I held on steadfastly, allowing myself to feel all the emotions that I had been denying and ignoring for weeks. In her arms I felt safe to unload; even though I didn’t know her at all.
Eventually, I could cry no more. Alex eased us down onto the sofa, but didn’t abandon her hold on me. She held me by the upper arms; looking at me closely.
‘Cassie?’
‘I’m sorry,’ I apologised, meeting her eyes and lifting my hand to wipe my tears away.
‘Don’t be sorry! I’m getting the feeling that you needed to do that. I’d say that has been building up for some time…right?’
I nodded glumly. ‘You’re right.’
‘So, come on…talk to me.’
My eyes flew to hers with surprise. ‘You don’t have to do that!’

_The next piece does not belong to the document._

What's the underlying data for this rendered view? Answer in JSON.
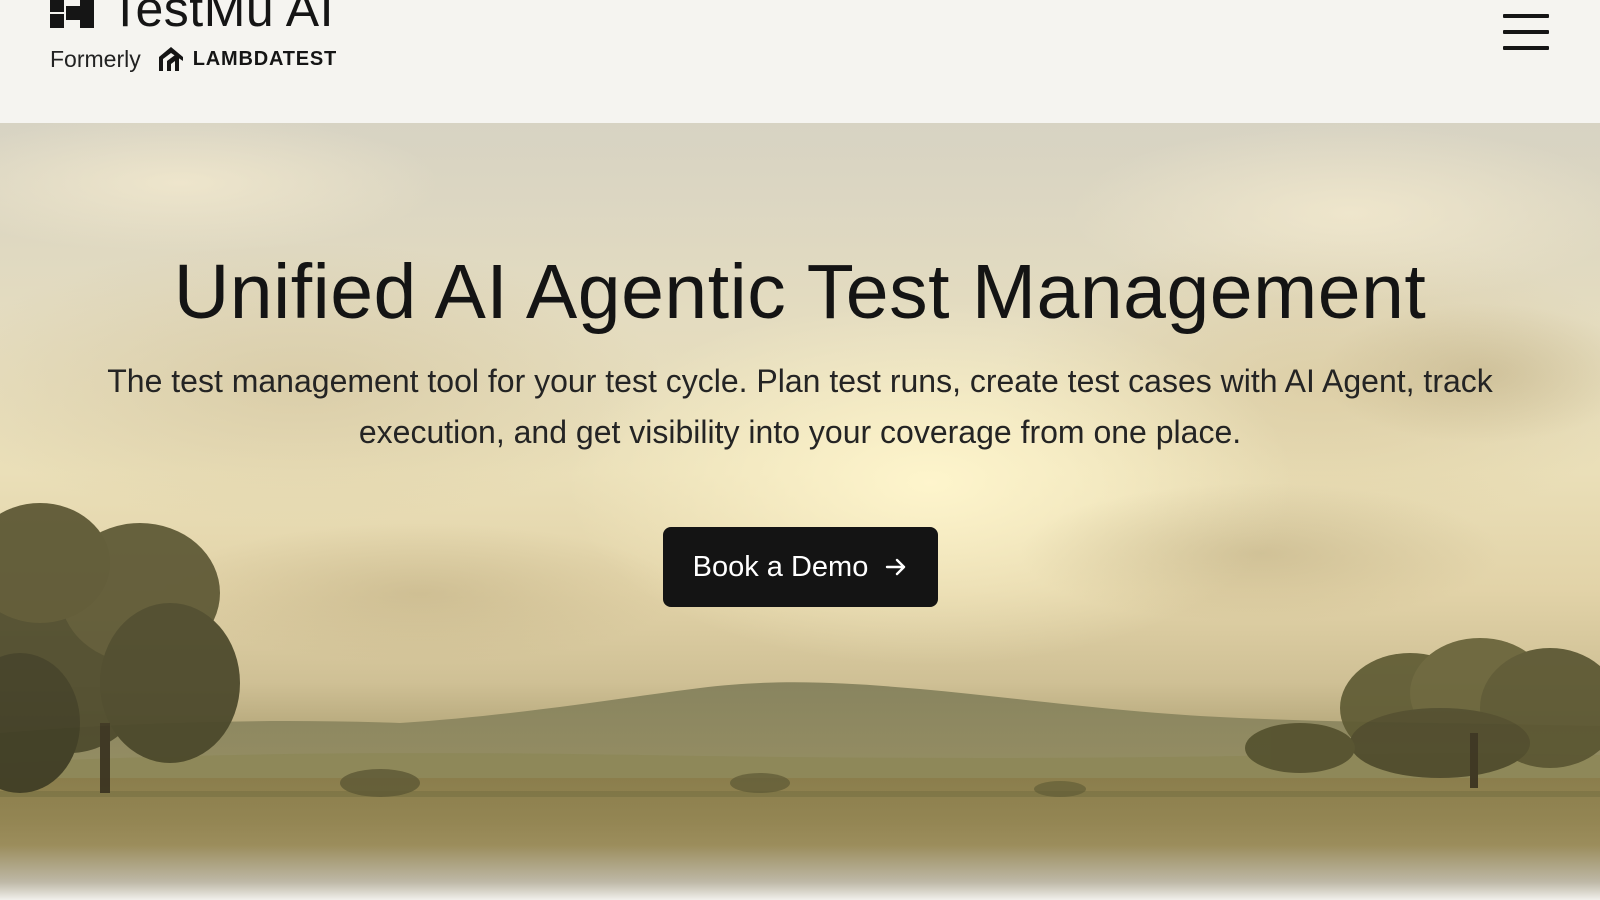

‘I know I don’t,’ she smiled. ‘Maybe I want to…’
‘Do you?’ I asked.
‘Yes,’ she said, holding my teary gaze.
‘I…I wouldn’t know where to start…’
She considered this for a moment. ‘Look…I need to lock up reception, but then how about I come back and we make an evening of it? We could talk, get to know each other a little better…share a drink, perhaps?’
‘I, uh…’ I frowned in confusion. ‘Why would you want to do that?’ I asked her, genuinely baffled.
‘Maybe I want to get to know you, Cassie.’
‘What-a complete loon who has severe arachnophobia and is currently in the midst of some kind of nervous breakdown?’
‘Sounds intriguing,’ she grinned, getting to her feet. ‘I’ll be back in five minutes,’ she told me. ‘Get dry and comfortable. I’ll join you soon.’
I watched her go with a strange sense of disbelief. It was odd to me for someone to be that interested in getting to know me…especially someone so intriguing.
I did as Alex said, and went to the bedroom to dry myself and my hair. I was still soaking wet from the hot tub and was quickly getting cold. I dressed in pyjamas and then a jumper over the top to keep warm. When I was done, I headed back out to the lounge and sat down on the sofa in a stupor. I felt numb, and that wasn’t normal for me.